日本遺産「播但貫く、銀の馬車道 鉱石の道」 中瀬鉱山町 探策マップ
安土・桃山時代、江戸時代には金山として、昭和には金・銀・アンチモン鉱山として栄えた中瀬鉱山。
かつての全盛期の面影を今に残す町並を探索してみよう!
宝引山麓の台地に残る「陣屋(金山役所)跡」の古い石垣、
金昌寺、金光寺、宝泉寺など、金山ならではの寺号を持つ古い寺々。
昔のままの町割と水路。
陣屋跡裏の”御林”に上がれば、眼下に”総構え”の旧「中瀬金山町」と、今も稼働中の精錬所が一望できる!
<中瀬鉱山町>
中瀬鉱山は、金とアンチモンを産出した日本を代表する鉱山です。
八木豊信・豊臣秀吉・徳川家康が支配し、江戸時代には生野奉行所が治めました。
明治時代には官営鉱山となり、後に民間経営となって昭和44年まで採掘しました。
現在もアンチモンの精錬所が稼働しています。
江戸時代に中瀬金山町が整備されました。
高台に金昌寺と陣屋が置かれ、平地には長方形の街区にそって道路が並びました。
東に八木口門、西に足坂口門、南に大屋口門が作られました。
また大日寺、宝泉寺、金光寺、常運寺などの寺院があります。
<日本遺産>
日本遺産「播但貫く、銀の馬車道 鉱石の道」には「資源大国日本の記憶をたどる73kmの轍」という副題があり、
姫路市・福崎町・市川町・神河町・朝来市・養父市の6市町が推進しています。
飾磨港(現姫路港)から中瀬鉱山に至るこの道は、鉱産物、採掘・製錬に必要な資材、生活物資を届ける馬車や機関車が盛んに行き交いました。
但馬の生野・神子畑・明延・中瀬の鉱山は日本を代表する近代鉱山であり、産業遺産です。

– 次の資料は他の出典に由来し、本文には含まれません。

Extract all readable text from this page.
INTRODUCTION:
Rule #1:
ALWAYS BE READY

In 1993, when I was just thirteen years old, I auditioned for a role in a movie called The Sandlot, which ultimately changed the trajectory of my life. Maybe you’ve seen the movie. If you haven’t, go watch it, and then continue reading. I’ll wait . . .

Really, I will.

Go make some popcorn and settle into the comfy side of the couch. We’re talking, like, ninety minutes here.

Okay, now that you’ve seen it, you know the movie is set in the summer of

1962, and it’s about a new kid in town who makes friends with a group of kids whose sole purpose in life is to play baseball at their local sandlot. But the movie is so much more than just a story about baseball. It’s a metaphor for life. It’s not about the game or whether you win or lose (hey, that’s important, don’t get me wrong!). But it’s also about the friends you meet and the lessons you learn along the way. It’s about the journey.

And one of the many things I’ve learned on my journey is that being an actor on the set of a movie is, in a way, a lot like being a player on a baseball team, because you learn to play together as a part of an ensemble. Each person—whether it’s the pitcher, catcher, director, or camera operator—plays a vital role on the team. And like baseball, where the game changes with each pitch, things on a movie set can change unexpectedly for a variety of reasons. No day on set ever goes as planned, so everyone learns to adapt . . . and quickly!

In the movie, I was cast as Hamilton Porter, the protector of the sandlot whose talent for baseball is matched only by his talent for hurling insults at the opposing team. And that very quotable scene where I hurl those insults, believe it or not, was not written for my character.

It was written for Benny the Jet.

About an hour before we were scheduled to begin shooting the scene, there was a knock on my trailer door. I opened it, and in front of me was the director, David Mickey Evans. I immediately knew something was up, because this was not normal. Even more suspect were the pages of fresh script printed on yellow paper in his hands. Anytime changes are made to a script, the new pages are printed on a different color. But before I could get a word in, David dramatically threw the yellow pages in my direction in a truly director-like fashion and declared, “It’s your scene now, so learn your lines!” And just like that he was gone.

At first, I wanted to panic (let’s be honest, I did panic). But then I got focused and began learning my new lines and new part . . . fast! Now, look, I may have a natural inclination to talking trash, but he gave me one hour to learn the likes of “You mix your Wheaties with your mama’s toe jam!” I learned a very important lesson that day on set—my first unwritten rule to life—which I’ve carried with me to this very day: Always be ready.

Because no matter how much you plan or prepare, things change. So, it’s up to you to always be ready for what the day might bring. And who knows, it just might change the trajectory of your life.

地中深く掘られた坑道から金・銀・銅の鉱石を採掘しました。
中瀬鉱山で採掘・選鉱した金や銅の粗鉱は香川県の直島精錬所に運ばれてインゴット(地金)になりました。
平成30年3月 中瀬金山会・中瀬区・養父市
トロッコ
中瀬鉱山の白岩抗で使われていたバッテリーロコ(蓄電池機関車)とトロッコです。
長年屋外に置かれていたため錆と破損が進んでいます。
バッテリーロコは、昭和3年に日本輸送機株式会社がはじめて国産開発しました。
当時、各地の鉱山や炭鉱では資源需要の増加に伴い、搬出手段の向上が課題でしたが、
坑内の空気を清浄に保つため、ディーゼルエンジン等は使えませんでした。
そこで開発されたのが蓄電池式の機関車で、大いに威力を発揮しました。
中瀬鉱山でも昭和10年代に入ると有望な金鉱脈が次々と発見されましたが、
搬出手段が課題となり、昭和15年11月に初めて導入されたものです。
戦後2両が追加され主に鉱石を搬出するトロッコを牽引しましたが、
1両は坑内夫の入出抗のために、小さな人車3台(1台当たり8人乗車)の牽引にも利用されました。
トロッコは底が鍋型のため、”ナベトロ”と呼ばれましたが、
現在兵庫県内で残っているのはこれだけと言われている貴重なものです。
中瀬ではズリ捨てに使われました。
バッテリロコと共に昭和44年の抗口閉鎖まで活躍しました。